Departament Sprawiedliwości USA oskarża giełdę kryptowalut CoinDeal o oszustwo
- Oszuści wyłudzili od inwestorów 45 milionów dolarów
- Pieniądze zostały wydane na samochody i nieruchomości
- Oszustwo dotknęło 10 000 osób
- Mężczyzna zamieszany w oszustwo stanie przed sądem 20 maja
Amerykański Departament Sprawiedliwości oskarżył 57-letniego Briana Lee o udział w oszustwie inwestycyjnym CoinDeal o wartości 45 milionów dolarów. Dziś mieszkaniec Nevady pojawi się w sądzie federalnym w Las Vegas.
Sąd donosi, że Lee rzekomo spiskował z założycielem CoinDeal, Neilem Chandranem. Założyli także wiele oszukańczych firm, które działały pod szyldem ViRSE i obejmowały kilka spółek zależnych.
Oszukiwali inwestorów i obiecywali niewiarygodnie wysokie zyski. Przestępcy wyjaśniali ofiarom, że firmy te rzekomo opracowują technologie wirtualnego świata, w tym własną kryptowalutę, do wykorzystania w metaverse.
Li był rzekomo formalnym właścicielem i menedżerem ViMarket, otrzymując instrukcje od Chandrana, jak wydawać środki, które zostały zdeponowane na rachunkach ViMarket od inwestorów.

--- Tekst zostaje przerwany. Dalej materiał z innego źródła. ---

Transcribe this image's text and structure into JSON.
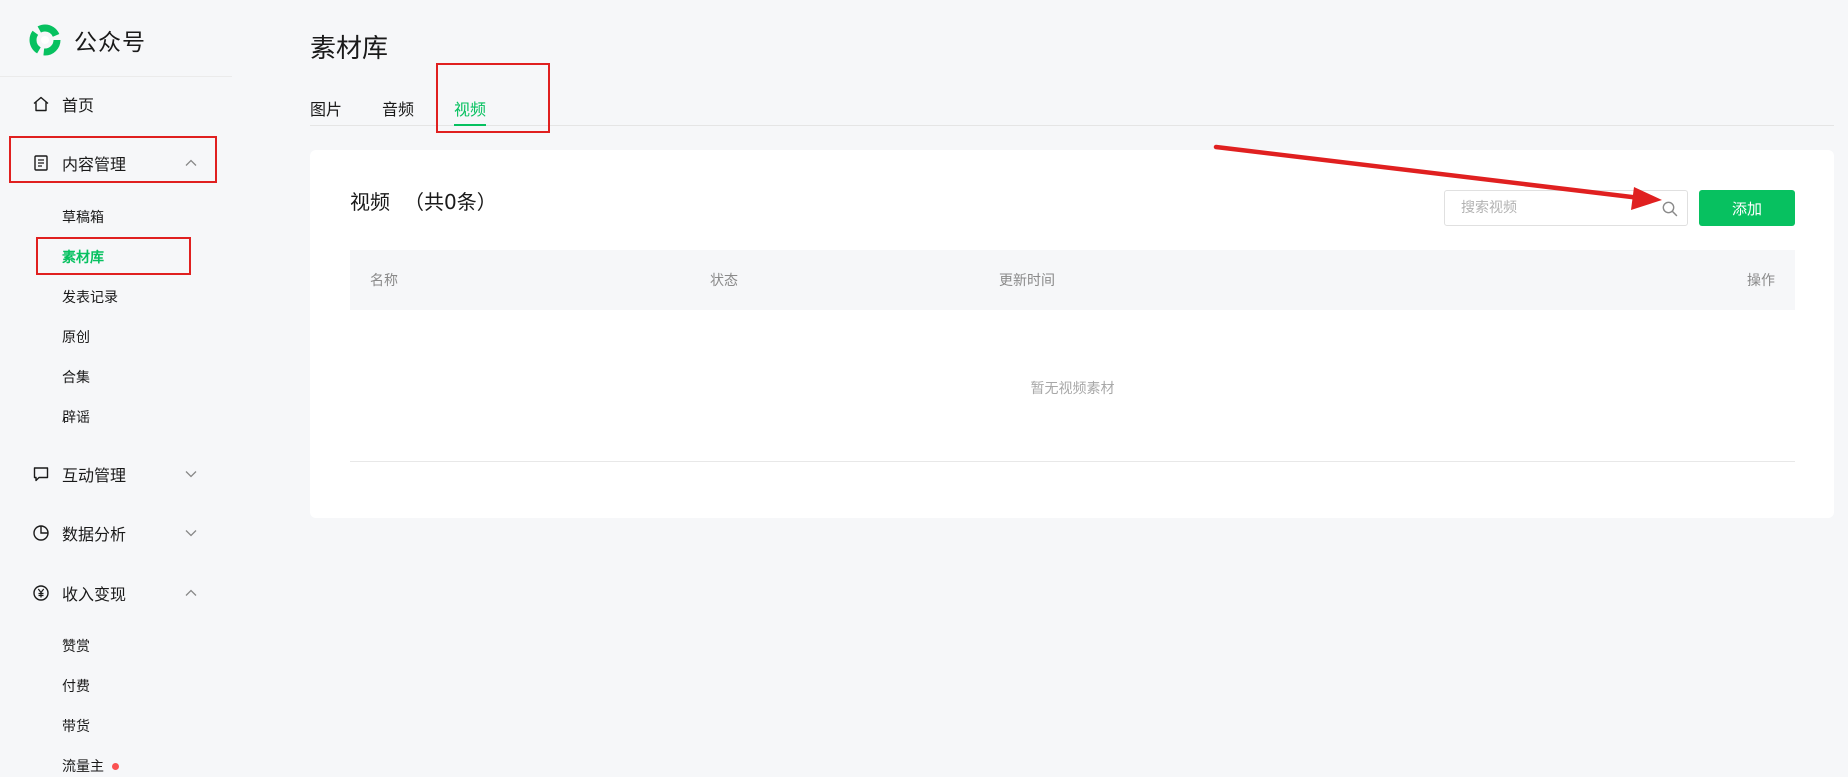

Lee i Chandran rzekomo sprzeniewierzyli miliony dolarów z funduszy inwestycyjnych i wydali je na drogie samochody i nieruchomości.
Chandran został aresztowany prawie rok temu, w czerwcu 2022 roku. Został oskarżony za domniemaną rolę w programie. Lee jest oskarżony o spisek w celu popełnienia oszustwa, oszustwa pocztowe i angażowanie się w transakcje pieniężne z udziałem mienia pochodzącego z przestępstwa. W sumie postawiono mu 7 zarzutów.
Jeśli zostanie skazany, grozi mu do 20 lat więzienia za każdy z zarzutów oszustwa, oszustwa pocztowego i spisku. Grozi mu również do 10 lat więzienia za każdy zarzut udziału w nielegalnych transakcjach pieniężnych.